L’impression laissée par la série est d’autant plus forte qu’elle se base sur un contraste entre deux mondes : celui des habitants de Pripyat, touchés directement par le désastre, y perdant leurs vies ou y sacrifiant celles de leurs proches, et celui où la portée de la catastrophe n’est qu’un écho politique. La réaction des cadres du parti communiste est à peine perceptible, et quand elle l’est, on aurait préféré qu’elle ne le serait pas. D’ailleurs, de rares séquences sont consacrées à celle-ci, comme pour démontrer l’indifférence des personnes pourtant profondément responsables de l’accident. Contrairement à un thriller, les créateurs de Chernobyl ont fait le choix d’un rythme ralenti, ne nous faisant que plus ressentir toute la portée tragique des événements.
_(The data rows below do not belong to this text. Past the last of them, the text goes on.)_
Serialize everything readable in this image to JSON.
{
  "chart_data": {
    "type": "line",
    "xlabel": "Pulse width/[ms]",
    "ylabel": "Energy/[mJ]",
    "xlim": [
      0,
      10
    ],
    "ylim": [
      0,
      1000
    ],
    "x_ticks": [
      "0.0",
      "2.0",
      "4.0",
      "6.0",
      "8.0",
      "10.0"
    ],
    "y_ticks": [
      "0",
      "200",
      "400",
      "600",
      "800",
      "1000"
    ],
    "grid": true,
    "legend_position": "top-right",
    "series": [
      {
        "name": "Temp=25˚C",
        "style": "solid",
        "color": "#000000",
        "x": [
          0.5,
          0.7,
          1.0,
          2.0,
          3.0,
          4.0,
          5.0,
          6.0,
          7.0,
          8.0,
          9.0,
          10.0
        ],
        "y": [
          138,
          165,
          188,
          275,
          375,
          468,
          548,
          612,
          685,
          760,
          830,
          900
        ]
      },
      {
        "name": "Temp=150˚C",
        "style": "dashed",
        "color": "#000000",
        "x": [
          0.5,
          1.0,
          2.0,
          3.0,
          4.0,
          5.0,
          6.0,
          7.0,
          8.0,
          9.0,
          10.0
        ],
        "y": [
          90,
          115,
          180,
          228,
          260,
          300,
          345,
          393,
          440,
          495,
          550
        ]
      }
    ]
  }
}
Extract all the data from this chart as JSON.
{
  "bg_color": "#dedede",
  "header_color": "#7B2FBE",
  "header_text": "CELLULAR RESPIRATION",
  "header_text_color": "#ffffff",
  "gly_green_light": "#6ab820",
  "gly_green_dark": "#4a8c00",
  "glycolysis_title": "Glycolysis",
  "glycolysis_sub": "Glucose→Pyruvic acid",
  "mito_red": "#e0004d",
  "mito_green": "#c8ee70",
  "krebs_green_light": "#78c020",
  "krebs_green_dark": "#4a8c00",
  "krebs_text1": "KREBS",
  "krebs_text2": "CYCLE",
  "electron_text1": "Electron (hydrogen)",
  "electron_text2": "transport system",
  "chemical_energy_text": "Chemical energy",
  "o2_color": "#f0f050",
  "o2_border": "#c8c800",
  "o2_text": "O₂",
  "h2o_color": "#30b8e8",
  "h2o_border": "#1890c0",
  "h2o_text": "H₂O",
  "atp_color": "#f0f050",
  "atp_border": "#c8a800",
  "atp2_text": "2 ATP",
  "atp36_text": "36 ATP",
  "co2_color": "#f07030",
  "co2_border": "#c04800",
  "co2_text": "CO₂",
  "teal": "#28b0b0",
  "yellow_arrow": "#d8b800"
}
Pas une seule bande-son : tout soundtrack contribuerait en effet à détruire la volonté du réalisme, qui passe tantôt par des bruits de sirènes d’usine, tantôt par les signaux du compteur de radioactivité Geiger , suffisant amplement à nous faire ressentir toute la tension.

« When the people ask the questions that are not in their best interests, they should simply be told to keep their mind on their labor and leave matters of the State to the State. »

“Quand les citoyens posent des questions qui vont à l’encontre de leurs propres intérêts, on devrait simplement leur dire de s’occuper de leur travail et de laisser les affaires de l’État à l’État.”

©HBO

Ce contraste entre le profondément tragique et la simplicité avec laquelle les conséquences de la catastrophe sont montrées, est frappante : des habitants qui observent l’incendie d’un pont, les enfants qui jouent, les élèves qui se rendent à l’école la matinée après l’explosion, rien qui nous ferait penser à des milliers de morts. Pourtant, l’ambiance même de la série parvient à nous faire comprendre que tous sont condamnés. Les créateurs de Chernobyl réussissent le défi de démontrer les conséquences d’une catastrophe globale sur les destins des personnes particulières : ainsi, les enjeux de l’évacuation sont traduits par un simple refus d’une dame âgée de quitter la maison où elle est née. En cinq épisodes, le scénario parvient à démontrer tout ce qui n’allait pas avec l’appareil d’État soviétique.

Chernobyl est avant tout une création esthétique, et c’est précisément cela qui contribue à nous faire prendre conscience de l’ampleur des conséquences réelles du désastre de 1986. Battant tous les records de notation (95% sur Rotten Tomatoes, 9,7% sur IMDb), jouant sur les contrastes, montrant les conséquences concrètes de la course à l’arme nucléaire du XXème siècle et rendant hommage aux victimes de celle-ci, tout en évitant les mécanismes d’un thriller ou d’un documentaire, Chernobyl réussit à trouver un équilibre parfait entre une esthétique de bon goût et un réalisme nécessaire.